The beginning of today made me feel just a bit nervous. First, I was running late this morning and, as I sprinted up the front steps of the pharmaceutical science building, I nearly physically ran into the man I am shadowing this week. After profuse apologies, I also learned that he lives on the western side of Cary, which was quite a surprise. Second, Dr. Rob decided to leave me to my own devices, alone, for approximately an hour, in order to perform another protein quantification assay on my own. With scant knowledge from observing Porsha yesterday, anyone could see why I was a bit anxious. I had to mix the reagent, as well as the buffer solution, from memory, which actually did turn out well.
After diluting all 18 wells in a way that I thought was correct, I left the tray in the incubator for thirty minutes, and then for the scary part- took it to be read.

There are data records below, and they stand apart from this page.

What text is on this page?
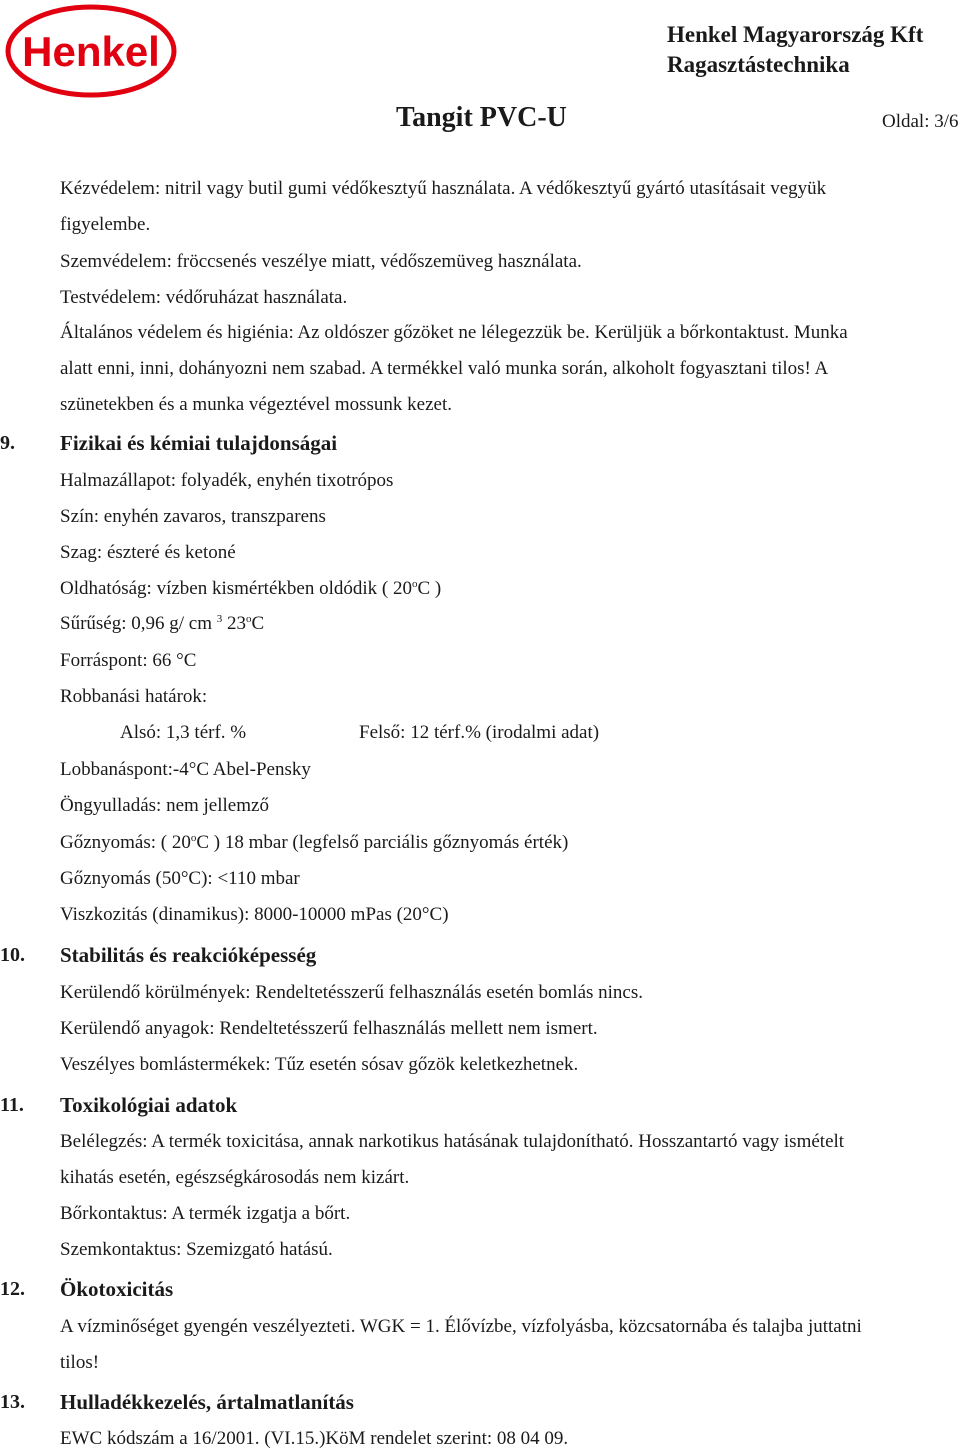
Henkel	Henkel Magyarország Kft
Ragasztástechnika
Tangit PVC-U	Oldal: 3/6
Kézvédelem: nitril vagy butil gumi védőkesztyű használata. A védőkesztyű gyártó utasításait vegyük
figyelembe.
Szemvédelem: fröccsenés veszélye miatt, védőszemüveg használata.
Testvédelem: védőruházat használata.
Általános védelem és higiénia: Az oldószer gőzöket ne lélegezzük be. Kerüljük a bőrkontaktust. Munka
alatt enni, inni, dohányozni nem szabad. A termékkel való munka során, alkoholt fogyasztani tilos! A
szünetekben és a munka végeztével mossunk kezet.
9. Fizikai és kémiai tulajdonságai
Halmazállapot: folyadék, enyhén tixotrópos
Szín: enyhén zavaros, transzparens
Szag: észteré és ketoné
Oldhatóság: vízben kismértékben oldódik ( 20$^o$C )
Sűrűség: 0,96 g/ cm $^3$ 23$^o$C
Forráspont: 66 °C
Robbanási határok:
Alsó: 1,3 térf. %	Felső: 12 térf.% (irodalmi adat)
Lobbanáspont:-4°C Abel-Pensky
Öngyulladás: nem jellemző
Gőznyomás: ( 20$^o$C ) 18 mbar (legfelső parciális gőznyomás érték)
Gőznyomás (50°C): <110 mbar
Viszkozitás (dinamikus): 8000-10000 mPas (20°C)
10. Stabilitás és reakcióképesség
Kerülendő körülmények: Rendeltetésszerű felhasználás esetén bomlás nincs.
Kerülendő anyagok: Rendeltetésszerű felhasználás mellett nem ismert.
Veszélyes bomlástermékek: Tűz esetén sósav gőzök keletkezhetnek.
11. Toxikológiai adatok
Belélegzés: A termék toxicitása, annak narkotikus hatásának tulajdonítható. Hosszantartó vagy ismételt
kihatás esetén, egészségkárosodás nem kizárt.
Bőrkontaktus: A termék izgatja a bőrt.
Szemkontaktus: Szemizgató hatású.
12. Ökotoxicitás
A vízminőséget gyengén veszélyezteti. WGK = 1. Élővízbe, vízfolyásba, közcsatornába és talajba juttatni
tilos!
13. Hulladékkezelés, ártalmatlanítás
EWC kódszám a 16/2001. (VI.15.)KöM rendelet szerint: 08 04 09.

The assays are read by a rather noisy, somewhat aged machine in the biotech lab next door that requires a considerable amount of data entry before actually turning the machine on. It was the moment of truth- had I done this even remotely correct? Turns out, the answer was mostly no. After the first three wells on each row, my numbers started to get a little… off. Considerably off, if I don’t want to sugar coat it. I had help getting the machine to start from Dr. Rob’s assistant researcher named PJ, who proceeded to laugh a bit and tell me that it took her a few times to get her numbers right too, which did make me feel a little more sure.

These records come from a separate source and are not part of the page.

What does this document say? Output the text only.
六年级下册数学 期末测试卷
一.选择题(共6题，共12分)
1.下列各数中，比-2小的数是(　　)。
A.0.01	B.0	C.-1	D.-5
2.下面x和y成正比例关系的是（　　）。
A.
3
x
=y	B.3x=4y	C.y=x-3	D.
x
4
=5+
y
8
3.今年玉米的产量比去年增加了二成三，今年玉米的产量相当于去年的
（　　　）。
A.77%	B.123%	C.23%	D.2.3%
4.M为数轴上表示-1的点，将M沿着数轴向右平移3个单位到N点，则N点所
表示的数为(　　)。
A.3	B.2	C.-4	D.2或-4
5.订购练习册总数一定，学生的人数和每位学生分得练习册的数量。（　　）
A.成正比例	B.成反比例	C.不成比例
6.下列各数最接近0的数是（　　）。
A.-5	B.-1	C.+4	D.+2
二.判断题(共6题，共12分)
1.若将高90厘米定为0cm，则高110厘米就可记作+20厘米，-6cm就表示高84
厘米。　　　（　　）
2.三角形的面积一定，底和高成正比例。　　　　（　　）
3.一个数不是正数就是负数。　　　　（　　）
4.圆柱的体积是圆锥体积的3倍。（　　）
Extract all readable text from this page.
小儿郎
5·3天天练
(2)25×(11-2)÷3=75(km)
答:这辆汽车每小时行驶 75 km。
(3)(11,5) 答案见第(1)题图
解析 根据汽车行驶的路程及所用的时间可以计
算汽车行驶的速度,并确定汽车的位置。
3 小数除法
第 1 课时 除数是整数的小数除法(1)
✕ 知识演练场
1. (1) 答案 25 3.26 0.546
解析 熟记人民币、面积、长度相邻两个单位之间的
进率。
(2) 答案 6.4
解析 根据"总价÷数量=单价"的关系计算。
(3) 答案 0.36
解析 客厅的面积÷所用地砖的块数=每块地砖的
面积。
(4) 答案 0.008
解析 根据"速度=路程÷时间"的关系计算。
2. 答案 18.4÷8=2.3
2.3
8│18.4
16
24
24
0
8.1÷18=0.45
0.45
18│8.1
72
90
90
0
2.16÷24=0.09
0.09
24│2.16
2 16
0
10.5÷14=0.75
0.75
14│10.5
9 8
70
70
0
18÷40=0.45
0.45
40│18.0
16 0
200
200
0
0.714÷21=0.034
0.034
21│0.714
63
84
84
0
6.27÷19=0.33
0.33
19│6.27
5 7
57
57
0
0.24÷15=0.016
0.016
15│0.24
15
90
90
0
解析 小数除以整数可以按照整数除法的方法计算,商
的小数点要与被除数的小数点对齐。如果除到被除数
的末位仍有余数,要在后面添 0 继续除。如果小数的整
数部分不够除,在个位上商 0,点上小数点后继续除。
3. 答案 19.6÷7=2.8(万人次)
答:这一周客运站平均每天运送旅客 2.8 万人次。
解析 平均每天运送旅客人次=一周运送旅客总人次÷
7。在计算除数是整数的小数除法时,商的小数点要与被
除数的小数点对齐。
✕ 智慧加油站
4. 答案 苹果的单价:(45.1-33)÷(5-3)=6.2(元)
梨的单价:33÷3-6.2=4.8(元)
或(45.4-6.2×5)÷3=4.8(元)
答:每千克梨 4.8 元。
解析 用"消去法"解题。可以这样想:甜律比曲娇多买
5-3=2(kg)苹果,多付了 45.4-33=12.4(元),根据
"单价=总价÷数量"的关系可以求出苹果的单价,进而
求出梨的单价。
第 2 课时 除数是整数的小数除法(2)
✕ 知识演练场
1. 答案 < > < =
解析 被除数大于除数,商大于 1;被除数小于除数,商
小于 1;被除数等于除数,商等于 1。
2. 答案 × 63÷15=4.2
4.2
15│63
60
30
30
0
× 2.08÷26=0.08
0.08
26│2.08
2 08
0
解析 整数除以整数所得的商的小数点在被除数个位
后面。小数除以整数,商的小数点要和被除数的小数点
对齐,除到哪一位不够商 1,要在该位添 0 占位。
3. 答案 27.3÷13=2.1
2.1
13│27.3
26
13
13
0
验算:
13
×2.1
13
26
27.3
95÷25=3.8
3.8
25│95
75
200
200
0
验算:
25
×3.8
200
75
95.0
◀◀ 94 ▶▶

After that, Dr. Rob had me attend a quick biosafety class, where I learned about the various biohazard levels employed in biology labs, and also a few mildly frightening stories from NCCU’s safety manager. He talked about how in labs past, he would receive after-hours calls from mildly frantic firefighters attending to a researcher who had stayed a little too long and stuck himself with a needle used to administer a blood- borne pathogen, and how in order to just work in a level 2 laboratory (out of 4, with each level drastically increasing in risk), he needed to be administered reams of vaccinations. Thankfully I don’t want to work anywhere in disease research!